Ucluelet

Journey to Ucluelet a relaxing odyssey

BARB MARTOWSKI

Ferry to Ucluelet, BC Canada
A trip on one of BC Ferries’ ships is a great way to explore the areas between the mainland and Vancouver Island. – and enjoy your first look at the Pacific ocean. 
BRANDON BOUCHER/SnowSeekers

UCLUELET, BC — The Village of Ucluelet takes its name from the local tribe and means "the people from the safe harbour". Ucluelet is home to about 2,000 people, but a ’village’ it is anything but.

Located on the Ucluth Peninsula on Vancouver Island in British Columbia, Ucluelet offers a wealth of accommodations that range from campgrounds to luxury resort hotels, excellent dining options and plenty of adventure and fun to keep all family members and friends happy.

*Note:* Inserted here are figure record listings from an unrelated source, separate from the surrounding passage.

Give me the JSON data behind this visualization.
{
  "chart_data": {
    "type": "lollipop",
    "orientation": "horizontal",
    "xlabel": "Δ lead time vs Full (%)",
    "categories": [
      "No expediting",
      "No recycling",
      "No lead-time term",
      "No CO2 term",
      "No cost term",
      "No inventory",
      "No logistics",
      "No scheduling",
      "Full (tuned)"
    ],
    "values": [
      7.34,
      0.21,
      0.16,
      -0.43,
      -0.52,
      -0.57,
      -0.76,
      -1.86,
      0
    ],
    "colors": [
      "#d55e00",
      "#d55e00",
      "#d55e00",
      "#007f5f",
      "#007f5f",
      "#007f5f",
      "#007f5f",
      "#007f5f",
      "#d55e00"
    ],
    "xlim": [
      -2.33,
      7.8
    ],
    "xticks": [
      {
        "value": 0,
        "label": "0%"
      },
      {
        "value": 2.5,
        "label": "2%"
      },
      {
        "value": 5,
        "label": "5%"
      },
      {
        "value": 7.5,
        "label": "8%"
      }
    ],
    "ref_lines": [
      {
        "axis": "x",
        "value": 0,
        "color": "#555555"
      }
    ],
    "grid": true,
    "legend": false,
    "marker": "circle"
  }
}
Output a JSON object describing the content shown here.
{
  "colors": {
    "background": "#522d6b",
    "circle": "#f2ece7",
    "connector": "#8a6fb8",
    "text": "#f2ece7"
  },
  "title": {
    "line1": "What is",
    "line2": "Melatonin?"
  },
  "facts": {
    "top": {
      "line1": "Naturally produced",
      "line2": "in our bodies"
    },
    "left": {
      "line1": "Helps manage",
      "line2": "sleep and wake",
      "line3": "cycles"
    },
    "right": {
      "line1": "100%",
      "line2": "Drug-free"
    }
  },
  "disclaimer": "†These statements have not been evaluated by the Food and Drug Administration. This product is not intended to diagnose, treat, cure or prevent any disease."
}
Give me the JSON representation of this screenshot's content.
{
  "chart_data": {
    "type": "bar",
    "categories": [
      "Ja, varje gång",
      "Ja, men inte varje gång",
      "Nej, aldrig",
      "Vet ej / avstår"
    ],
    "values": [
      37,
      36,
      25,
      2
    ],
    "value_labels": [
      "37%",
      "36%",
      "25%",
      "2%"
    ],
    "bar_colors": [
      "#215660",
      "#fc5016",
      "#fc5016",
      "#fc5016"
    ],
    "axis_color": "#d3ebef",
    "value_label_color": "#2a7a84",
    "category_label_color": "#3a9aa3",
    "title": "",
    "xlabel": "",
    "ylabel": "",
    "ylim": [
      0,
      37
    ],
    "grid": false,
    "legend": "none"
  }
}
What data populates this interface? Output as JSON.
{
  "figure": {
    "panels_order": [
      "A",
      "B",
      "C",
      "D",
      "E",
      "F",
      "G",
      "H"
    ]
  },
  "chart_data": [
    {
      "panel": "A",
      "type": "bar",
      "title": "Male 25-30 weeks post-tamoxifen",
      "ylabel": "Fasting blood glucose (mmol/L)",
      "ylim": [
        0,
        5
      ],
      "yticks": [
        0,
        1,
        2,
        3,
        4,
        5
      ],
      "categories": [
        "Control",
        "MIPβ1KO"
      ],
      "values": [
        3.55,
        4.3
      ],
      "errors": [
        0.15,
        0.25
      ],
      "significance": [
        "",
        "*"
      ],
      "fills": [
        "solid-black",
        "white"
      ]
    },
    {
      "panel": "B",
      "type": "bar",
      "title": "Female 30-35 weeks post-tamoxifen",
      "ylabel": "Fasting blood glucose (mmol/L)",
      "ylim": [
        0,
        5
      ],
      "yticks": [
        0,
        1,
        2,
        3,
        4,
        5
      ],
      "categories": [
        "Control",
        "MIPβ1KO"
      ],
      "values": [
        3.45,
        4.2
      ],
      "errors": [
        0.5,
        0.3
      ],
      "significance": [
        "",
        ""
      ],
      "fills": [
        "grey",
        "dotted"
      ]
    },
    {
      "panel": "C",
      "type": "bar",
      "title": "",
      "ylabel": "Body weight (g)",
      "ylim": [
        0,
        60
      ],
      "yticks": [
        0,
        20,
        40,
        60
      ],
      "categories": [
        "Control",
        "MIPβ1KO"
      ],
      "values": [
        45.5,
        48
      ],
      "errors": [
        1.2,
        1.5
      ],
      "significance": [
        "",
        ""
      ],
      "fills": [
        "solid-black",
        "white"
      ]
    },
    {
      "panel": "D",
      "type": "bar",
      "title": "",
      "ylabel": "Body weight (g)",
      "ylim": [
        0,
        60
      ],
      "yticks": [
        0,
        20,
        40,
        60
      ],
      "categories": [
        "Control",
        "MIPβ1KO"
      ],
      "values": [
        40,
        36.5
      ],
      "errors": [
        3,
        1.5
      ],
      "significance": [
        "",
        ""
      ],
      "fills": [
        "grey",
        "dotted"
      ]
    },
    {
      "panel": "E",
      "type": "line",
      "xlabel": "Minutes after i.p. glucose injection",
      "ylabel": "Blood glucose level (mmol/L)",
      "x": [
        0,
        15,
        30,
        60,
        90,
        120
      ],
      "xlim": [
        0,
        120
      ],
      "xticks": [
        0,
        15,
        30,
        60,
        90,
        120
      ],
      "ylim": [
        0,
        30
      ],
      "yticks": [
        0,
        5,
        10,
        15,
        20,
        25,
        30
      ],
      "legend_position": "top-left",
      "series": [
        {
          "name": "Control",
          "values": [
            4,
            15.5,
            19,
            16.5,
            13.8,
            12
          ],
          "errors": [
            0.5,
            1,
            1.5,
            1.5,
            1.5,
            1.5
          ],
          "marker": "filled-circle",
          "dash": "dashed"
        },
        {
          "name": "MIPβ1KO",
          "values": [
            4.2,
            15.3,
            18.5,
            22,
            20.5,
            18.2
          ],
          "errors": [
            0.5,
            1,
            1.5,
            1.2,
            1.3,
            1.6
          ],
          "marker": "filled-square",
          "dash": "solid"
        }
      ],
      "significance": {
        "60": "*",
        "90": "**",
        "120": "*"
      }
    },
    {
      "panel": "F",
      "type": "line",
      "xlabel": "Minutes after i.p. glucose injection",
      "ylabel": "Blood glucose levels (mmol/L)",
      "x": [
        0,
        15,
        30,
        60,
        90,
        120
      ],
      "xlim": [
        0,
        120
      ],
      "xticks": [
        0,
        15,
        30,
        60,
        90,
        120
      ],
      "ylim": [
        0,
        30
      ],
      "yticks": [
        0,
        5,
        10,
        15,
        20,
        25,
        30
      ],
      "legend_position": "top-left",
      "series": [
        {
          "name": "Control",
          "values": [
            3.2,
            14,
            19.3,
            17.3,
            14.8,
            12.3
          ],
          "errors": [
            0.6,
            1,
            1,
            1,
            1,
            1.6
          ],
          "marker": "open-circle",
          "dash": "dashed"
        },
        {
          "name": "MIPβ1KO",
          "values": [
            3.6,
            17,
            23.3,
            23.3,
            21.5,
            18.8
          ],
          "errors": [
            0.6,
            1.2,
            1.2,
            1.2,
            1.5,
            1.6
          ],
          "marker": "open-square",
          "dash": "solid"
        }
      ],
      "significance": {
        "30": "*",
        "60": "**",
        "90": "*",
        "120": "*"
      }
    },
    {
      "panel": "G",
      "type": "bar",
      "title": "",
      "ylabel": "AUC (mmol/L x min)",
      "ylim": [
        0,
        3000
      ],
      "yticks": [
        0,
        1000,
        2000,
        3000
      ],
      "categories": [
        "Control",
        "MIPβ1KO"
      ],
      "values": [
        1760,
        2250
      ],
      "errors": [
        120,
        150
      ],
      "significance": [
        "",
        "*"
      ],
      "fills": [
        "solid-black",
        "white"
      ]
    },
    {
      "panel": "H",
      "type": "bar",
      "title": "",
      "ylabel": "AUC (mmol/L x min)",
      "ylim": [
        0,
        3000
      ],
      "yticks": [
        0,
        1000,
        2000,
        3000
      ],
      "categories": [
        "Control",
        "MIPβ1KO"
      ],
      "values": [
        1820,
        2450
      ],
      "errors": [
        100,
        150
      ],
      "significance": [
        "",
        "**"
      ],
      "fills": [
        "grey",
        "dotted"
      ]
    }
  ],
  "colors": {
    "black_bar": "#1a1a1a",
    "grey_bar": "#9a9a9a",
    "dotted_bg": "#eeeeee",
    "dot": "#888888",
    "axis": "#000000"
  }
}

Getting there is half the fun 

There are several ways to get to Ucluelet, including driving, ferry, private boat, and regular or charter flights. Most visitors, especially those from out of province, start their journey by air landing on Vancouver Island in either Victoria, Nanaimo, Comox, Ucluelet itself or on the mainland in Vancouver. With the exception of Vancouver (add in a 1.5 hour ferry ride), all destinations have easy scenic driving access to Ucluelet.

Newbie takes the long route

Since SnowSeekers’ cameraman, Brandon Boucher was travelling from northern British Columbia, his first-time-to-the-west-coast journey included a 22-hour ferry ride from Prince Rupert to Port Hardy aboard BC Ferries’ flagship (when she was built in 1966), the Queen of Prince Rupert.

Ucluelet BC Ferry Lifeboat
One of the Queen of Prince Rupert’s early lifeboats. 
BRANDON BOUCHER/SnowSeekers

"It was kind of cool. They told me that the ship was being retired out and I was on one of the last trips she would make," said Boucher. "I have nothing to compare it to, having never been on a ferry before, but I thought she was great. Also, I had never seen the ocean before, so I wanted to make the most of it.

"Up front were all these windows where you could just sit, chill and watch the waves and the passing islands, and hope to see some whales. I didn’t see any whales and I was on the wrong side of the ship when a group of dolphins passed us, but I did see a lot of eagles – lots of eagles."

Being rocked to sleep

Because of the length of the ferry ride, Boucher also experienced another first – sleeping on a big ship.

"You feel like you’re in a submarine, or at least I did. But it wasn’t claustrophobic or anything – just a feeling of being really secluded – comfortable and relaxing.

"I could feel the waves more in my cabin, and I’m sure for some, it would put them right to sleep, but my stomach acted up a bit. Still, I really enjoyed that trip and would recommend it to anyone who wants to just take their time and enjoy the journey."